Une augmentation d'amplitude moindre mais tout de même significative a été observée pour les médicaments des troubles mentaux. Les antidépresseurs ont augmenté de 21,6% en semaine 12 et 17,6% en semaine 13, les anxiolytiques de 18,5% et 18,6%, les antipsychotiques de 16,5% et 21,5%... C'était aussi le cas des traitements de la dépendance à l'alcool (+11% et +17,9%).

Un phénomène de stockage

"Nos résultats mettent en évidence un phénomène de 'stockage' pour les traitements de pathologies chroniques au cours de la deuxième quinzaine de mars comme observé dans d’autres domaines de la consommation", commentent les auteurs.
"Cet achat, rassurant pour les personnes concernées, pouvait être justifié par les restrictions de sortie et la possibilité rendue légale dans ce contexte d’utiliser une ordonnance 'périmée'."
D'autres pathologie chroniques sont concernées comme le VIH (+31,8% de délivrances d'antirétroviraux en semaine 12 et +19,2% en semaine 13), la lévothyroxine particulièrement lors de la première semaine de confinement (+40,8%; puis +26,4% la semaine suivante), les traitements des maladies obstructives respiratoires (+46,7% et +37,5%) ou encore les antiparkinsoniens, les anti-épileptiques, les traitements de la sclérose en plaques… Plus modérément, on compte des augmentations de délivrance pour des antibiotiques et anti-ulcéreux.
La contraception orale était également concernée avec +45,3% de délivrances en semaine 12 et +21% en semaine 13.
Mais à l'inverse, la délivrance de vaccins a très significativement diminué, notamment pour le vaccin anti-HPV (-22,3% et -67,6%) et le ROR (-30% et -50%).
Sont également concernés les anti-VEGF utilisés en injection intra-oculaire (-13,5% et -39,6%), les stérilets avec progestatif (-58,6% en semaine 13), les inducteurs ovulation pour la procréation médicalement assistée (PMA; -64,8% en semaine 13) et divers produits pour examens médicaux (pour coloscopie, scanner, IRM).
"Coloscopie, IRM et scanner sont indispensables pour diagnostiquer certains cancers ou maladies graves, ce qui pourrait entraîner des retards de prise en charge", s'inquiètent les auteurs.
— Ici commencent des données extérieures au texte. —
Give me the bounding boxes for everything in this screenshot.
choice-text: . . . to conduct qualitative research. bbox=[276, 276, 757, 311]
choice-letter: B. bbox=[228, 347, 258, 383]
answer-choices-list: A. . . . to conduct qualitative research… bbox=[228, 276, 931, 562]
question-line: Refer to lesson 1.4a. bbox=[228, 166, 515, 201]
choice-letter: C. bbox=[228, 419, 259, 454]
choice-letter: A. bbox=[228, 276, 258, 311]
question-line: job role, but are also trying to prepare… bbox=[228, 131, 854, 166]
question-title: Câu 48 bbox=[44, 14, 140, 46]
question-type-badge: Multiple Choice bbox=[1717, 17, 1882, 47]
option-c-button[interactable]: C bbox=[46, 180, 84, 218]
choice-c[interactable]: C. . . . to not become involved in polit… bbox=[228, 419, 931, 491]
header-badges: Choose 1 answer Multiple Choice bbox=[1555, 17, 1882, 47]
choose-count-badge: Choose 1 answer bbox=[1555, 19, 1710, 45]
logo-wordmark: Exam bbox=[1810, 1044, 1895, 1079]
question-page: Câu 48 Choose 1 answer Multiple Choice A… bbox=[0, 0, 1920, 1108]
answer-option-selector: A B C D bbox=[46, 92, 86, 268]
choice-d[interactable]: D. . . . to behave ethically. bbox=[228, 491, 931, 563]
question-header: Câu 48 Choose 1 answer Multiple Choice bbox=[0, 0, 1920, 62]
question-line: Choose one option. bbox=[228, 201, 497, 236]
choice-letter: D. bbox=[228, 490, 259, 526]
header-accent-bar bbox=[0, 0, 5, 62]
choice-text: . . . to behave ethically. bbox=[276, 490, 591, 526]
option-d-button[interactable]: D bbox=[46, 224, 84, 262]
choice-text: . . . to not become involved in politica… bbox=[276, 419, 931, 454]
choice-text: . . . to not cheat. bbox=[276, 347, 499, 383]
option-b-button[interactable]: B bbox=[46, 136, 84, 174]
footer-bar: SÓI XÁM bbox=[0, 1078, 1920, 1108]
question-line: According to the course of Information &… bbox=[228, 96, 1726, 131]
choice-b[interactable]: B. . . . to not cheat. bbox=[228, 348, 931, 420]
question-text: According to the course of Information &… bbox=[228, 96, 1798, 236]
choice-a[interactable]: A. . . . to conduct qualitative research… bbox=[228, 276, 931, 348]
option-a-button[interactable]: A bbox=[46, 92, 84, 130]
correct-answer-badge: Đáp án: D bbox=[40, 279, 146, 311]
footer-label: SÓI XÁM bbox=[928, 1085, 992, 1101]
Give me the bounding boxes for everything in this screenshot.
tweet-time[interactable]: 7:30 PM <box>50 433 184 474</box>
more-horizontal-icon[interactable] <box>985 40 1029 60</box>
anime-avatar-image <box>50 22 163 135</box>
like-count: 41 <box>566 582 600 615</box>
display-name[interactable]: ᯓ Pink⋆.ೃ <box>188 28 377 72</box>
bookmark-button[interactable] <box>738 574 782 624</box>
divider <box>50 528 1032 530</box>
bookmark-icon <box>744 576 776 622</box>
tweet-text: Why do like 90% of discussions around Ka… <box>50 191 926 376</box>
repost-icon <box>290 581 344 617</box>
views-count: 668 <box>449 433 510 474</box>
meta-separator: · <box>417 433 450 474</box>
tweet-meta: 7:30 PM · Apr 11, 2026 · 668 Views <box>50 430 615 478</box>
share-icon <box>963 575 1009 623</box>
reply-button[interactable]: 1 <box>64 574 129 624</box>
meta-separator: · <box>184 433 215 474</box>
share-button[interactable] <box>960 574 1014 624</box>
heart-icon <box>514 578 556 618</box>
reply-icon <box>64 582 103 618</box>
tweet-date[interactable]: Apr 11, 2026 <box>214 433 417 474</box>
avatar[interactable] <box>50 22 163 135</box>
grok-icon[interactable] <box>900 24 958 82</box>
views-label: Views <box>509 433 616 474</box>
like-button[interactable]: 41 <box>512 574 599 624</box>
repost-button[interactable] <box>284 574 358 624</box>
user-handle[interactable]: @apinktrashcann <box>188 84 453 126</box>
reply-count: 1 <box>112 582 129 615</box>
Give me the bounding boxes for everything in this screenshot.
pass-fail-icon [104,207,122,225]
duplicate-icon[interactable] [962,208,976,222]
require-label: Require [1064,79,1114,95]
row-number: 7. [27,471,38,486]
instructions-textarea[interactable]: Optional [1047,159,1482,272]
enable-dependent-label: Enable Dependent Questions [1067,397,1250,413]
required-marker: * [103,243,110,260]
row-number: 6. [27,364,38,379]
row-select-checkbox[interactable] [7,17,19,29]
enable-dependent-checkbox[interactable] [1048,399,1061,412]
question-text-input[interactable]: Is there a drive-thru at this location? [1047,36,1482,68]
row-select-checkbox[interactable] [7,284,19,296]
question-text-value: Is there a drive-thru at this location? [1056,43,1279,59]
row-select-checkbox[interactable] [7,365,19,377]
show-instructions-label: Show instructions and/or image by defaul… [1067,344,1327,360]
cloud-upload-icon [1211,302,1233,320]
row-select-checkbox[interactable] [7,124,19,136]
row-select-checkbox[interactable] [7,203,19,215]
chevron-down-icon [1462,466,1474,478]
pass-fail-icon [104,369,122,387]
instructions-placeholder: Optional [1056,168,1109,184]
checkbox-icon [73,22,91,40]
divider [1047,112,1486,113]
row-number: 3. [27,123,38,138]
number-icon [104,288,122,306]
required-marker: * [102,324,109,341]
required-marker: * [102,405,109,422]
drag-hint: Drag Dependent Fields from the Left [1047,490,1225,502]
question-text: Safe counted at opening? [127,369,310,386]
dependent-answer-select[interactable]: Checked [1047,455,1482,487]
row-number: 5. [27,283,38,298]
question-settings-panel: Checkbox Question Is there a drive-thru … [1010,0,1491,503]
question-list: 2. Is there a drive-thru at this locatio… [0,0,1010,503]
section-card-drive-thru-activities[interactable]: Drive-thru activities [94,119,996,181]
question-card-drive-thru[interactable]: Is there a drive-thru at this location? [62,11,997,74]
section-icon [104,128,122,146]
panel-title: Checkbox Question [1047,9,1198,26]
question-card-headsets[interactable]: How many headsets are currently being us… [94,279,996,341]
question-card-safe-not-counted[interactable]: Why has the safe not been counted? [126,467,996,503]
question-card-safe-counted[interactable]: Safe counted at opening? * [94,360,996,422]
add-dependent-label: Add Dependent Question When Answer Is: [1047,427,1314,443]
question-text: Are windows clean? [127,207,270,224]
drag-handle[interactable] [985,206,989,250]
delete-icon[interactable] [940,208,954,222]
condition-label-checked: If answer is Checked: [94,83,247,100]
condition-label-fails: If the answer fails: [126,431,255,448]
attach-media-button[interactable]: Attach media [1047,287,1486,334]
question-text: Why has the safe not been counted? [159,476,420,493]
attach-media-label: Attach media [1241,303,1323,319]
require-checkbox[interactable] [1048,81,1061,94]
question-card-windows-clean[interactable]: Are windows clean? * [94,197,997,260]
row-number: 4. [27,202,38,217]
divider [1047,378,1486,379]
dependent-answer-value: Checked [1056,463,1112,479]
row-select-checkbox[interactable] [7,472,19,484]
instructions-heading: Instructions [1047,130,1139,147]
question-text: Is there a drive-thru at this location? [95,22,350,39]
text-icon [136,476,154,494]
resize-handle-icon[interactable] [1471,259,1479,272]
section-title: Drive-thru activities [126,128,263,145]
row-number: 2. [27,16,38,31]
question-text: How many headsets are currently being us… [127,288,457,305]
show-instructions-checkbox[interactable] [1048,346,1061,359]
Envolée de l'hydroxychloroquine et de l'azithromycine

Alain Weill, Mahmoud Zureik et leurs collègues se sont aussi intéressés à des médicaments dont les délivrances ont pu varier en raison de l'épidémie. En lien probable avec la mise en garde des autorités sanitaires contre l’utilisation des anti-inflammatoires, la délivrance d'anti-inflammatoires non stéroïdiens (AINS) a chuté de 59,1% en semaine 13, principalement l'ibuprofène (-67,8%). Parallèlement, les ventes de paracétamol ont augmenté (+33,6% et +24,9%).
Quant à la chloroquine et l'hydroxychloroquine, qui ont été médiatisées dès le début de l'épidémie en raison des déclarations du Pr Didier Raoult à Marseille, les délivrances ont fortement augmenté, avant même le début du confinement. C'était le cas "particulièrement en Ile-de-France et en Provence-Alpes-Côte d’Azur" (Paca).
Cela a commencé avec la chloroquine, avec un pic le 27 février, puis le relais a été pris par l'hydroxychloroquine (qui est prescrite à Marseille par le Pr Raoult, et évaluée dans plusieurs essais randomisés). Pour ces deux produits analysés ensemble, on constate des élévations de respectivement 61,9% et 145,1% en semaines 12 et 13. C'est également le cas pour l'antibiotique qui leur est associé contre le Covid, l'azithromycine (+26,3% et +72,3% dans les mêmes semaines).
"Cette surveillance à partir des données de remboursement est importante et sera poursuivie dans les prochaines semaines", concluent les auteurs.